Le statut du vote blanc dérange

Lors du dépouillement, le vote blanc n’est pas comptabilisé comme un suffrage exprimé. Pourtant, 86% des Français se disent favorables à sa reconnaissance. Face à ce statut qui dérange, de plus en plus de citoyens s’engagent. 

 

Pour faire du vote blanc une option, des citoyens ont pensé à une alternative un peu originale. Ils  ont créé en 2010, une association appelée « Les Citoyens du vote blanc » . En 2015, l’association devient un parti. Son but : faire comptabiliser le vote blanc comme un suffrage exprimé dans les résultats d’élections. 

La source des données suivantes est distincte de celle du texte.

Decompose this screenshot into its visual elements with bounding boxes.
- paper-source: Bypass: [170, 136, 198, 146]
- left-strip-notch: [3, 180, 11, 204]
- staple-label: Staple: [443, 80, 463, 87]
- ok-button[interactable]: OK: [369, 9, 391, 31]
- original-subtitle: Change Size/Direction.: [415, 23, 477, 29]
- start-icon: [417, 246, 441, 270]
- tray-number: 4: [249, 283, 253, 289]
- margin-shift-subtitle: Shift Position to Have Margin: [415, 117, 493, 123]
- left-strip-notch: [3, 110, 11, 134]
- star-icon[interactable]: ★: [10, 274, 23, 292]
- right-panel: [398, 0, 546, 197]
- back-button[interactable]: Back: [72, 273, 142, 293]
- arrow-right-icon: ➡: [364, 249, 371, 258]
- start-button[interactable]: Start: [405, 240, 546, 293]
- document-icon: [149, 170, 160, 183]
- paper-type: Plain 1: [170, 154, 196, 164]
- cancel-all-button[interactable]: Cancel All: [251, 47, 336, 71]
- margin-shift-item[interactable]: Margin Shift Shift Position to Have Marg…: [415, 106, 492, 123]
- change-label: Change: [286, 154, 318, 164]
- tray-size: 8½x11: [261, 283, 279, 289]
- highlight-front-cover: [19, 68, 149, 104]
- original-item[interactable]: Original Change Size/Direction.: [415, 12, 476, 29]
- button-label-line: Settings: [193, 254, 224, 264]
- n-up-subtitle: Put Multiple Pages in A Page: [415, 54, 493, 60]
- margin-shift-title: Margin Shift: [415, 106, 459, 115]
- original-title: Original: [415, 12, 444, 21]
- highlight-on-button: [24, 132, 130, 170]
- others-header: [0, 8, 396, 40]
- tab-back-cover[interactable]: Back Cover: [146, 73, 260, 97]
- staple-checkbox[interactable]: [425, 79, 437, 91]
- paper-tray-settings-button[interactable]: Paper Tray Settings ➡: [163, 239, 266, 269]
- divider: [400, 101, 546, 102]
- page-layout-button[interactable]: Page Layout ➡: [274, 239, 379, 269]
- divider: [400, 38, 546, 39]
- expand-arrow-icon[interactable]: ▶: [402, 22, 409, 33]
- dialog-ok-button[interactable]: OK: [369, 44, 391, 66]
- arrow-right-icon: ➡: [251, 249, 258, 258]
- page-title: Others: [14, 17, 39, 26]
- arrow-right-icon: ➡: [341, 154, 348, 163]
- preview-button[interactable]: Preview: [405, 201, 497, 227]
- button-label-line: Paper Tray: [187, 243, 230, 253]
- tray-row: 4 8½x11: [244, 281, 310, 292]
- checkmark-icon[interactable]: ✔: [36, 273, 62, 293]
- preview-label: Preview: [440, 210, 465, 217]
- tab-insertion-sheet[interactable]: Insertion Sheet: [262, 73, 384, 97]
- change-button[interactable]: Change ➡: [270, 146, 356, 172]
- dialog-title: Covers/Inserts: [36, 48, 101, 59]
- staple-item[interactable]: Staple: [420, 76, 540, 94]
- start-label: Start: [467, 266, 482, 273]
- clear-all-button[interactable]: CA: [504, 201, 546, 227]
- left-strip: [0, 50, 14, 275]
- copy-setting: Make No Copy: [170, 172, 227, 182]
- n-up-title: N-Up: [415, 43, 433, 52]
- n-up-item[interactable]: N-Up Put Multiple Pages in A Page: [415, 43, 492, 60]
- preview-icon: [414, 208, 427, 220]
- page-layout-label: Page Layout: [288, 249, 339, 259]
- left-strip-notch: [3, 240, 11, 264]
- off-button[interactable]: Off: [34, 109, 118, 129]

Le parti a donc proposé un candidat à la présidentielle. Stéphane Guyot, fleuriste, comptait offrir la possibilité aux électeurs de refuser activement de voter pour les autres candidats. Son but en cas de victoire : permettre la reconnaissance du pouvoir invalidant du vote blanc en cas de majorité. Son élection aurait engagé une refonte démocratique : il aurait proposé aux citoyens un référendum portant sur les fondations de nos institutions. Une nouvelle présidentielle aurait également été organisée, après révision des programmes sur le sujet, par les autres candidats. Si le mouvement a reçu une centaine de promesses de parrainages, il n’en a obtenu que neuf. Stéphane Guyot ne fait donc plus partie des candidats en lisse. Mais le combat ne s’arrête pas là. Prochain objectif : les législatives de juin 2017. 

Le Parti n’incite pas à voter blanc. Il souhaite permettre aux citoyens de faire entendre leur voix au même titre qu’un vote pour un candidat. Car si la situation dérange autant, c’est que les Français hésitent à voter blanc, par peur que cela soit inutile. Pourtant, le vote blanc est un moyen de montrer sa désillusion, sa contestation tout en évitant l’abstention. Et c’est bien pour cette raison que Julia Szymczyk, photographe de 22 ans, cherche à lui donner du poids : « Ça prouve quand même que les personnes se sont déplacées. » 

 

Pourquoi voter blanc?

 

Voter blanc, c’est donc montrer son insatisfaction de l’offre électorale mais un intérêt pour la politique. Alice Thierry, libraire de 23 ans, considère que voter est un droit mais aussi un devoir. Et dans ce cas, le vote blanc non pris en compte, c’est un véritable problème pour elle : « Le vote blanc non reconnu est une aberration. On doit admettre les choses lorsque le peuple ne se reconnait en aucun candidat. » 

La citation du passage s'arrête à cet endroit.